= Dean Cavanagh =

Playwright and Musician

Dean Cavanagh

Dean Cavanagh is a screenwriter, novelist and Playwright born in Bradford, West Yorkshire. In 1990, at the height of the acid house scene, he founded the club culture magazine Herb Garden and a band with Enzo Annecchini. His electronic music outfit, Glamorous Hooligan, was picked up by Warner Bros. offshoot Arthrob, and in 1996, they released an album, Naked City Soundtrax. Glamorous Hooligan's first album Wasted Youth Club Classics was released by indie label Mass of Black in 1994. Cavanagh has stated that his proudest moment was getting Robert Anton Wilson to guest on one of the tracks. As a musician, he featured on John Peel's Sounds of the Suburbs TV show, in the late 1990s. As a clubland promoter, he ran underground house music, and techno, clubs in Bradford, called Tolerance, before moving on to Leeds, where he promoted the Soundclash club bringing in DJs such as Andrew Weatherall, Alex Patterson, Adrian Sherwood and J. Saul Kane.

Cavanagh has written two theatre plays with Irvine Welsh that have been performed internationally. Babylon Heights premiered in San Francisco in 2006 before a run in Dublin. Performers premiered at The Assembly Rooms, Edinburgh as part of the festival in 2017. Both plays have been published.

== Author ==
His debut The Secret Life of The Novel was published by Zani in 2017. His short story "Mile High Meltdown" was included in the Disco Biscuits anthology, published by Sceptre.

== Journalist ==
As a journalist he has contributed to The Guardian, The Daily Mail, The Times, The Telegraph, New Musical Express, Melody Maker, Positive Energy of Madness, The Face, as well as the Herb Garden, and i-D. He has also worked in copywriting, penning commercials and working alongside directors John McFarlane and Tarsem Singh before progressing to writing TV, theater plays and film.

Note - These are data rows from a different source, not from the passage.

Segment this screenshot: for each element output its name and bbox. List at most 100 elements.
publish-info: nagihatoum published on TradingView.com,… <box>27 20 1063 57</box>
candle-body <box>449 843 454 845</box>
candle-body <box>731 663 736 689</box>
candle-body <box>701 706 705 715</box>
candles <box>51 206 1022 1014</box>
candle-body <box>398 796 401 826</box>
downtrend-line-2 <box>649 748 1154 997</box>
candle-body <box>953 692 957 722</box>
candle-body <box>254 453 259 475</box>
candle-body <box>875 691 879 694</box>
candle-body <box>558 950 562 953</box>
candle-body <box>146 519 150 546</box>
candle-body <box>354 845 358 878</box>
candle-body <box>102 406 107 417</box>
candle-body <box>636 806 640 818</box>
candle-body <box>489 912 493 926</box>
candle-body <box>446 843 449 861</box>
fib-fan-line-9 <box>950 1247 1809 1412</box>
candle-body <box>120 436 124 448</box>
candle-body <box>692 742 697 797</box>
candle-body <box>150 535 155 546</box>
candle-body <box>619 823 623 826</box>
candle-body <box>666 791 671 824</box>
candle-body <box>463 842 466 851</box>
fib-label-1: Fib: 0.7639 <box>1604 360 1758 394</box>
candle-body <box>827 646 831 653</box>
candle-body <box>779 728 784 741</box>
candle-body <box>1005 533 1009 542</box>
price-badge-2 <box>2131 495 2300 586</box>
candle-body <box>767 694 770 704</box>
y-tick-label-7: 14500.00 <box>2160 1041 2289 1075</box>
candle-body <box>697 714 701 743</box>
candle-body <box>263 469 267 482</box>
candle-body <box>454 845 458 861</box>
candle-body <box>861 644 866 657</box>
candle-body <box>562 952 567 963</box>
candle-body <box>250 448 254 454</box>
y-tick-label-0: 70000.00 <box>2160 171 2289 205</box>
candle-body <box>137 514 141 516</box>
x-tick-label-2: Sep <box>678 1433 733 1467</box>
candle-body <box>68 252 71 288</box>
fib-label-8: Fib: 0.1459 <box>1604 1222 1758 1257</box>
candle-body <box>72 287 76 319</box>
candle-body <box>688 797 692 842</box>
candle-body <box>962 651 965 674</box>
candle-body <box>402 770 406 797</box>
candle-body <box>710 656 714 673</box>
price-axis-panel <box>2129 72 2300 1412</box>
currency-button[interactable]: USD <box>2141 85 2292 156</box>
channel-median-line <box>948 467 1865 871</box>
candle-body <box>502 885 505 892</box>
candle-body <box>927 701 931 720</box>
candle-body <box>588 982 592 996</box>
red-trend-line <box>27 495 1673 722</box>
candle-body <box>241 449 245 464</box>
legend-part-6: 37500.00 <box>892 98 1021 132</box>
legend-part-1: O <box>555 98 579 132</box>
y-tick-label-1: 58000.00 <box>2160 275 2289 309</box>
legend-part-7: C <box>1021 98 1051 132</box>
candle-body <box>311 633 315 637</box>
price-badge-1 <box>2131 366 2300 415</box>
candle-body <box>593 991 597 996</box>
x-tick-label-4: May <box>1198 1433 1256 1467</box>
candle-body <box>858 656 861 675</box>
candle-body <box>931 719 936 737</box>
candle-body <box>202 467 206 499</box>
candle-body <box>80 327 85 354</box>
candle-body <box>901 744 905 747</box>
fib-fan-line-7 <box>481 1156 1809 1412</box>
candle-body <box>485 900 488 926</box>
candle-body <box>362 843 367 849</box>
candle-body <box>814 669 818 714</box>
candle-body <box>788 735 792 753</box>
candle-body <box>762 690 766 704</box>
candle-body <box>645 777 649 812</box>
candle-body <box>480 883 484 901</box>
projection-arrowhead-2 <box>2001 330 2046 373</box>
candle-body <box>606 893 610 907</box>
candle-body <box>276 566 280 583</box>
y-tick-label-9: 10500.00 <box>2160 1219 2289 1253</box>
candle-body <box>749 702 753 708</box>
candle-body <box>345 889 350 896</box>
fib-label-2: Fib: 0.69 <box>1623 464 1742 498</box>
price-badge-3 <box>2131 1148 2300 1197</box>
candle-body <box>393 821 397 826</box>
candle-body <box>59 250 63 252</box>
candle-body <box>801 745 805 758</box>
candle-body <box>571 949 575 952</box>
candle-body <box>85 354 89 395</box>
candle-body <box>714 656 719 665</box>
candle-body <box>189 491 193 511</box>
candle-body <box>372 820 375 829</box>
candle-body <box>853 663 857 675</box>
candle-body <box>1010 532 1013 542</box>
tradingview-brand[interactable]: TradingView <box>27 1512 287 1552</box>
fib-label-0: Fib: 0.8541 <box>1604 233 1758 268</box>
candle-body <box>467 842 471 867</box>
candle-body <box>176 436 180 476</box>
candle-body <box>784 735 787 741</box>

Cavanagh wrote a late night sitcom called Honky Sausages that McFarlane directed for UK Play TV and gave a start to the actress Laila Morse, EastEnders. Cavanagh developed many projects with Terry Gilliam's producer Ray Cooper for John Kamen's company RadicalMedia.

Cavanagh works regularly with Irvine Welsh. Their play Babylon Heights has been performed to critical acclaim in Dublin, Chicago, Los Angeles, San Francisco and New Zealand. In 2004, Cavanagh and Welsh were BAFTA nominated for their BBC Three short film Dose, starring Jonathon Lewis Owen, Kate Jarman and Julia Davis and directed by Philip John. Wedding Belles is a feature film written by Welsh and Cavanagh that was transmitted by C4 in March 2007. It stars Shirley Henderson, Michelle Gomez, Michael Fassbender, Shauna Macdonald, and Kathleen McDermott. It is produced by Jemma Rodgers and directed by Philip John. Cavanagh and Welsh co-executive produced Wedding Belles. It was nominated for a best writing BAFTA.

== Scripts ==
Cavanagh has done a number of script doctoring assignments for companies such as Endemol, Warner Bros., Sony, StudioCanal and Lionsgate, Miramax both in the UK and the US. Cavanagh and Welsh have a three-season, six-part TV series called The Food Chain that was developed for HBO.

Cavanagh created the Internet series Svengali! starring Roger Evans, Sally Phillips, Martin Freeman, Matt Berry and Boy George. iTunes distributes the series worldwide for free. The film version was released in early 2014 but Cavanagh walked away from the project.

Cavanagh has completed writing and directing his first movie, "Kubricks" with his son Josh. "I've been following Kubrick researchers like Rob Ager and Jay Weidner for the last few years and I really wanted to dramatize a story based around Kubrick as an inspirational enigma. There is a wealth of material about the esoteric side of Kubrick on the net and Ager and Weidner are great places to start the journey from."

Cavanagh still makes music under the name Culture Is No Friend Of Mine.

On 23 July 2020 it was announced that Cavanagh and Welsh were working on an adaptation of Welsh's novel Crime as a 6-part miniseries for streaming service BritBox.

Cavanagh and Welsh adapted Alan McGee's 2013 autobiography for the film Creation Stories (2021).